Both bills directly address the widening gap between incomes and housing cost and would go a long way toward alleviating the housing crisis for people with the lowest incomes. For more information about the proposals, see NLIHC’s factsheet, “Bold Proposals for Renters’ Tax Credits.”
The “Rent Relief Act” (S. 3250) introduced by Senator Kamala Harris would provide renters with a refundable tax credit covering a portion of the difference between what they can afford – 30% of their income – and their rent and utilities capped at 150% of fair market rent.
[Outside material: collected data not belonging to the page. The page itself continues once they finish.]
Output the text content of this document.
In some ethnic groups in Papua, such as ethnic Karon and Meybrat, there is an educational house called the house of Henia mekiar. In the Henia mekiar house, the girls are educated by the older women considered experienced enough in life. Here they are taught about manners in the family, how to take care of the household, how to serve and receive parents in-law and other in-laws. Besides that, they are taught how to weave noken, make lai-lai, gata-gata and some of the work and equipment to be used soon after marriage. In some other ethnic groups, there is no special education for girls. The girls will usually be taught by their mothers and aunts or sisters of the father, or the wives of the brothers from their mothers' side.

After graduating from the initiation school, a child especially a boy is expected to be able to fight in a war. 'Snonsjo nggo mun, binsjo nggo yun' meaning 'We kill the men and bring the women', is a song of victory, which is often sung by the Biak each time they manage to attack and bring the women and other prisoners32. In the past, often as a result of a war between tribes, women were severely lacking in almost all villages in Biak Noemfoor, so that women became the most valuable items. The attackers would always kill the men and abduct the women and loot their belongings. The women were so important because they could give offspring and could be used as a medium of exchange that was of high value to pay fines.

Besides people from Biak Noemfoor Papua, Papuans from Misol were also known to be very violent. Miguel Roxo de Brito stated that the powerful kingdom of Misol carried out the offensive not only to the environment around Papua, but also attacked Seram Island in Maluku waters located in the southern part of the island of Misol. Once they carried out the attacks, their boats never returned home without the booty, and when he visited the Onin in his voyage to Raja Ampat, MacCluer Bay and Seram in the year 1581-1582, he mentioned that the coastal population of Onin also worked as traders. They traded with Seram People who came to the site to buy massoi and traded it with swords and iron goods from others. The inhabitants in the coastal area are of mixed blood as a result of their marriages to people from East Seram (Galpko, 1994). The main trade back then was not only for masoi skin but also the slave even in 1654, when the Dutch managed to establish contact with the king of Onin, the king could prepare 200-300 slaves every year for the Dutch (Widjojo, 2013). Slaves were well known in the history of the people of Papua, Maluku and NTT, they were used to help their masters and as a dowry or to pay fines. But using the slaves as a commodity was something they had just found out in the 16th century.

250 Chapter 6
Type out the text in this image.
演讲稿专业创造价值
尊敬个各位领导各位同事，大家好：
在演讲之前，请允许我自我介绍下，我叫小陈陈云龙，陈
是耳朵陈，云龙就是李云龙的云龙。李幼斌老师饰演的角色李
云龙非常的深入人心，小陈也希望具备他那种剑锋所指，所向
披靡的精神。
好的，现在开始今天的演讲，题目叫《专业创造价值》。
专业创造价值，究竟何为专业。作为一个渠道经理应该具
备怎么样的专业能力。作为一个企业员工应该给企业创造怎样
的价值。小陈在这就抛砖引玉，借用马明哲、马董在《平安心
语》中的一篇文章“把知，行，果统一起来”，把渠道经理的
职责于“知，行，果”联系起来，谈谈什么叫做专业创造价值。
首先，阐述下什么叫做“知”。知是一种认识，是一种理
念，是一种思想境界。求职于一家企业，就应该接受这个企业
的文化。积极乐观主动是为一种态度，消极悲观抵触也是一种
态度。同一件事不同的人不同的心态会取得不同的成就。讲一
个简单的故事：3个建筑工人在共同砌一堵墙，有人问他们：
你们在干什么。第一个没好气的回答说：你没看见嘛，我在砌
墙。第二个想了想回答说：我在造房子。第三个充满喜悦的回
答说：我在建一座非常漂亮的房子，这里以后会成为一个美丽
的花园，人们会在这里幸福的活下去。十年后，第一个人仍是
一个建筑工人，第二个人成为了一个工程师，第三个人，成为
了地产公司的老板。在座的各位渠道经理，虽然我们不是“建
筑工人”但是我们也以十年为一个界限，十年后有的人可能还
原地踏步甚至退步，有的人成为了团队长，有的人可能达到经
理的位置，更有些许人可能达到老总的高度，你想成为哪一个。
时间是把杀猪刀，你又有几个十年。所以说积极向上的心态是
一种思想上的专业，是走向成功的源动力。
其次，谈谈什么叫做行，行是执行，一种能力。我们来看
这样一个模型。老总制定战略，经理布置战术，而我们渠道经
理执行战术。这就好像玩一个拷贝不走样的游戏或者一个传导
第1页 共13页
The value of the credit would be based on the taxpayer’s income.
The credit would cover:
- 100% of cost burden for households earning less than $25,000;
- 75% of cost burden for households earning between $25,000 and $50,000;
- 50% of cost burden for households earning between $50,000 and $75,000; and
- 25% of cost burden for households with income between $75,000 and $100,000.
Residents in federally assisted housing would also receive a tax credit valued at the amount paid for rent for one month.
The “Housing, Opportunity, Mobility, and Equity (HOME) Act” (S.3342) introduced by Senator Cory Booker would provide a refundable tax credit for renters whose income is at or less than 80% of area median.
The tax credit would cover the difference between what the household can afford – 30% of their income – and their rent and utilities capped at 100% of fair market rent.
Senator Cory Booker’s bill would also require local governments and the private sector to build more housing affordable to the middle class.
Under the proposal, local governments receiving Community Development Block Grant funds would be required to address regulatory and zoning barriers that drive up housing costs and restrict the ability of the private sector to build more rental homes for the middle class.